La situación empeoró rápidamente. El dolor se volvió extremo e insoportable, y su familia, alarmada, decidió llamar a los servicios de Emergencias. Sin embargo, el equipo de la ambulancia que acudió al domicilio evaluó al joven y resolvió no trasladarlo a un hospital, dejándolo en su casa bajo observación, una decisión que luego sería duramente cuestionada.
Dos días después, con un cuadro mucho más comprometido, Luke fue finalmente llevado de urgencia al Hospital General de Northampton. Para entonces, su organismo ya estaba severamente afectado. El joven falleció al día siguiente de su internación, apenas 24 horas después, dejando a su familia sumida en la conmoción y las preguntas sin respuesta.
La autopsia posterior reveló una realidad muy distinta a los diagnósticos iniciales. Luke había desarrollado septicemia, el poco frecuente pero grave síndrome de Lemierre, y fascitis necrotizante, una infección bacteriana severa que avanza con rapidez si no se trata a tiempo. Ninguna de estas condiciones había sido identificada durante las consultas previas.

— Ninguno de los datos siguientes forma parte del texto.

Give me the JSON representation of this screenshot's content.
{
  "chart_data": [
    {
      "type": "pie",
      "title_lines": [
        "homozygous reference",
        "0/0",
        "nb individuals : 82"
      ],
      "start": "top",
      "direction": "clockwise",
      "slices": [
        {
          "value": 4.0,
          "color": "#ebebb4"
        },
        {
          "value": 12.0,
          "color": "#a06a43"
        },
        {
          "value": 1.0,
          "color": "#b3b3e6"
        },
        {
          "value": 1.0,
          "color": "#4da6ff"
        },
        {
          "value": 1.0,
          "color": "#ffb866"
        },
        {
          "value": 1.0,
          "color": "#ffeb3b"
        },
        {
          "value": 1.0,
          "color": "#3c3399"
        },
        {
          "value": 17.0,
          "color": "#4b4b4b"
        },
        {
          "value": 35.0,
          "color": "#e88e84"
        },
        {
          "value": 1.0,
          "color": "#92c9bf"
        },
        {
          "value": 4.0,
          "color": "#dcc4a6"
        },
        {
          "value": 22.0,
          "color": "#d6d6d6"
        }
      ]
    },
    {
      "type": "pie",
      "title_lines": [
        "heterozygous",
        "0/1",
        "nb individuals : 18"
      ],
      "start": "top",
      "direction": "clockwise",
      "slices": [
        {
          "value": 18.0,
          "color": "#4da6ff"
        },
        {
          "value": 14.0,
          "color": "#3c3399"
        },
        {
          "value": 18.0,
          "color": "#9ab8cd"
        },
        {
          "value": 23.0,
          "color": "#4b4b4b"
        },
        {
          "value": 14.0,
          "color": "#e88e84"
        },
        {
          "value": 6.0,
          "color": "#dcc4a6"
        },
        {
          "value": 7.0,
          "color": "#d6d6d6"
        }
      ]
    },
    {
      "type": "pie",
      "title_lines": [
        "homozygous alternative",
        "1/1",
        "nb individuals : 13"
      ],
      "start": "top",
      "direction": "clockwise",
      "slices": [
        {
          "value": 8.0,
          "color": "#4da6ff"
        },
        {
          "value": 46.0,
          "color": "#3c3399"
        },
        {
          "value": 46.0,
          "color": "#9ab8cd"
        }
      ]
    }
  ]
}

Aunque la muerte ocurrió el 23 de enero de 2023, el caso sigue generando repercusiones. La familia del joven sostiene que existió una cadena de fallas médicas, ya que Luke fue atendido por distintos profesionales a lo largo de una semana sin que ninguno lograra detectar la gravedad del cuadro ni ordenar su traslado oportuno a un centro hospitalario.
Durante la primera jornada del juicio, Susan Jevons, jefa de Seguridad del Paciente del Servicio de Ambulancias del Este de Midlands (EMAS), reconoció un error clave al declarar: “Luke debió haber sido trasladado al hospital el 20 de enero y no debería haber sido dado de alta en su casa”. Sus palabras reforzaron la postura de la familia, que denuncia una respuesta insuficiente ante signos claros de alarma.
Según se detalló en la audiencia, el joven presentaba síntomas compatibles con una infección sistémica, entre ellos fiebre elevada, dolor extremo, taquicardia, orina oscura y niveles bajos de azúcar en sangre. A pesar de este conjunto de señales, el diagnóstico de ciática se mantuvo como hipótesis principal.
“No había suficiente evidencia para decir que solo tenía ciática”, afirmó Jevons durante el proceso judicial, dejando en claro que el cuadro requería una evaluación más profunda. En la misma línea, el Dr. Olalowo Olaitan, quien atendió a Luke mediante una videollamada, explicó su postura médica: “No observé enrojecimiento, sarpullido ni cambios visibles en la piel que sugirieran una infección grave como la fascitis necrotizante”.
El profesional sostuvo que su evaluación se basó en los dolores en la espalda, los glúteos y las piernas que describía el paciente, síntomas compatibles con un problema neurológico. Sin embargo, el avance posterior de la infección dejó en evidencia las limitaciones de una atención fragmentada y la importancia de considerar diagnósticos alternativos cuando los síntomas persisten o se agravan.
Hoy, el caso de Luke Abrahams se convirtió en un ejemplo doloroso de cómo la subestimación de señales clínicas, la falta de estudios complementarios y las decisiones tardías pueden tener consecuencias irreversibles. Su historia no solo interpela a los profesionales de la salud, sino que también plantea la necesidad de revisar protocolos, mejorar la comunicación médica y priorizar siempre la seguridad del paciente ante la duda.